28 March 2004

Many thanks to Bessie for this wonderful article from The Guardian on the secret files of Stanley Kubrick. When Kubrick died, he left behind an estate filled with custom-made cardboard boxes containing the obsessively filed records of a lifetime: letters, scripts, books, discarded projects, and ghoulish mementos from the decades that he spent between films. The boxes reveal some marvelous Kubrickiana. For example:
- There is a blue room (not a red room, mind you) in Kubrick's house crammed with thousands of books and 25,000 index cards, all of them about Napoleon
- In preparation for The Shining, Kubrick obtained "just about every ghost book ever written, and there'll be a box containing photographs of the exteriors of maybe every mountain hotel in the world"
- Kubrick's favorite typeface was Futura Extra Bold. (See the opening credits of Eyes Wide Shut.)
- Kubrick kept all of his fan letters, filed by city or town of origin. Why? "It turns out that Kubrick ordered this filing in case he ever wanted to have a local cinema checked out. If 2001, say, was being screened in Daly City, California, at a cinema unknown to Kubrick, he would get Tony or one of his secretaries to telephone a fan from that town to ask them to visit the cinema to ensure that, say, the screen wasn't ripped."
Anyway, this is a great article, and it makes me want to revisit some of Kubrick's movies, which I haven't watched in a long time. Kubrick used to be my favorite director, but he's been off my radar for a while now, not because his movies aren't wonderful, but because I sensed that I was following him into an artistic cul de sac.

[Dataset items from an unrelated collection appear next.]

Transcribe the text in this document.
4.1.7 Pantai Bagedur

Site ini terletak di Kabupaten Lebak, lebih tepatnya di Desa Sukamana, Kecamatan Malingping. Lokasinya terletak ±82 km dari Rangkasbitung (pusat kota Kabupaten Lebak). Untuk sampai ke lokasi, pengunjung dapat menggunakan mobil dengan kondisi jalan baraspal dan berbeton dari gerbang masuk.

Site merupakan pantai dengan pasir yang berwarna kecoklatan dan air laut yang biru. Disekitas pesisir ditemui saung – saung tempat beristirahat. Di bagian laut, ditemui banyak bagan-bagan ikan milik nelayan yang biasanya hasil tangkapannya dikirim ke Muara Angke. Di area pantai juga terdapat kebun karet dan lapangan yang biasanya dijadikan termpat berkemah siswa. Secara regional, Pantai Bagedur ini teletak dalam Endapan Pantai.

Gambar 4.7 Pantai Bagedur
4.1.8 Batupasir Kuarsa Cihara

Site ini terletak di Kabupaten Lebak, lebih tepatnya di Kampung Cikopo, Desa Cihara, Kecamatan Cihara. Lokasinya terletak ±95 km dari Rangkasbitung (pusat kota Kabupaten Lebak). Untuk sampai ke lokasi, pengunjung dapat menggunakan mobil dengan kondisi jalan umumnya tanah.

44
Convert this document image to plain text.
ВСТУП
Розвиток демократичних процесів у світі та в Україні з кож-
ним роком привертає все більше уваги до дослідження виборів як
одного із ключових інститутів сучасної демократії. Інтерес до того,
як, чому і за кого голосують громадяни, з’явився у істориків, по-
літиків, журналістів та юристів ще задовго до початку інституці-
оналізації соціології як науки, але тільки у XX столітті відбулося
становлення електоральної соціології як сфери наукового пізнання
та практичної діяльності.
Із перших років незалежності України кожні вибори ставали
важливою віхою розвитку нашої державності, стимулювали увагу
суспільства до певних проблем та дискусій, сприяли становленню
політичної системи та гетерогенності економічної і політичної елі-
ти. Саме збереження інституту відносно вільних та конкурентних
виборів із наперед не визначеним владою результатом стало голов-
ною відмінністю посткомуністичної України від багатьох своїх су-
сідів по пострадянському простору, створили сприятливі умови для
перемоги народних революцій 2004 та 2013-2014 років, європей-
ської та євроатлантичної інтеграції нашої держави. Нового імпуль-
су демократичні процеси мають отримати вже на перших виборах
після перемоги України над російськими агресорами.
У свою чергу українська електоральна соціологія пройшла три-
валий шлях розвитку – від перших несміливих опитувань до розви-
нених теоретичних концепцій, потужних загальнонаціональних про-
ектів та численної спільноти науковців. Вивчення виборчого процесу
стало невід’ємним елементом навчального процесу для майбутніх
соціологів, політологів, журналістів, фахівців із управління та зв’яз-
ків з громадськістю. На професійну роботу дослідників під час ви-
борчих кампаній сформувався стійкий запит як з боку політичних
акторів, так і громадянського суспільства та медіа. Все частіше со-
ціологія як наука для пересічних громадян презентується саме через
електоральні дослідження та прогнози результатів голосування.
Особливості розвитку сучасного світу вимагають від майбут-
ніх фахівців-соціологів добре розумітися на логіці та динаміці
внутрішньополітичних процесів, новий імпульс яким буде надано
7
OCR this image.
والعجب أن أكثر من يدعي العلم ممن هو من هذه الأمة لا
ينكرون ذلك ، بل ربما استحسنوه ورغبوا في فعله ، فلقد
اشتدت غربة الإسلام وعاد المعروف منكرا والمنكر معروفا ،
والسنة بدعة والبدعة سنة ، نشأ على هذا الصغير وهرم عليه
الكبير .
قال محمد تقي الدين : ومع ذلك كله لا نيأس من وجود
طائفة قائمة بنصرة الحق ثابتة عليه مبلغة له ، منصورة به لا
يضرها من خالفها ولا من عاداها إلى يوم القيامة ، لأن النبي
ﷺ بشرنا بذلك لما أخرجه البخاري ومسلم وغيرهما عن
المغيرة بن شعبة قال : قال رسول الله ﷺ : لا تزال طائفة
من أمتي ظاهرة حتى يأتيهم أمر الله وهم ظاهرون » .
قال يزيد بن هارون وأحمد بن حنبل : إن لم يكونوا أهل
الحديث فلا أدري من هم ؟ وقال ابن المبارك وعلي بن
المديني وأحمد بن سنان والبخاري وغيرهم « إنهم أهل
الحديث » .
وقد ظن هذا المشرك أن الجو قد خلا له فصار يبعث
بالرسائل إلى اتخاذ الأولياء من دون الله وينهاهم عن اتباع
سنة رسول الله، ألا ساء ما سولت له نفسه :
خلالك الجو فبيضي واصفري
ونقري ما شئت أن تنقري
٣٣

For young artists, Kubrick is probably the most seductive of the great directors, and one of the most dangerous. I'm reminded of what Henry James says about Tolstoy: he compares Tolstoy to an elephant, and writes, "His own case is prodigious, but his example for others is dire: disciples not elephantine he can only mislead and betray." That's how I feel about Kubrick. Kubrick's genius was sui generis; only Kubrick could get away with being Kubrick, and the imitation of Kubrick only leads to cold, sterile places. (See One Hour Photo for details.)

This applies to the late Kubrick, mind you. A young director couldn't go very wrong by imitating The Killing or Lolita. But I can't imagine a watchable movie ever being made by a director whose artistic universe was circumscribed by Kubrick's last six or seven films, even though these include some of the best movies ever made.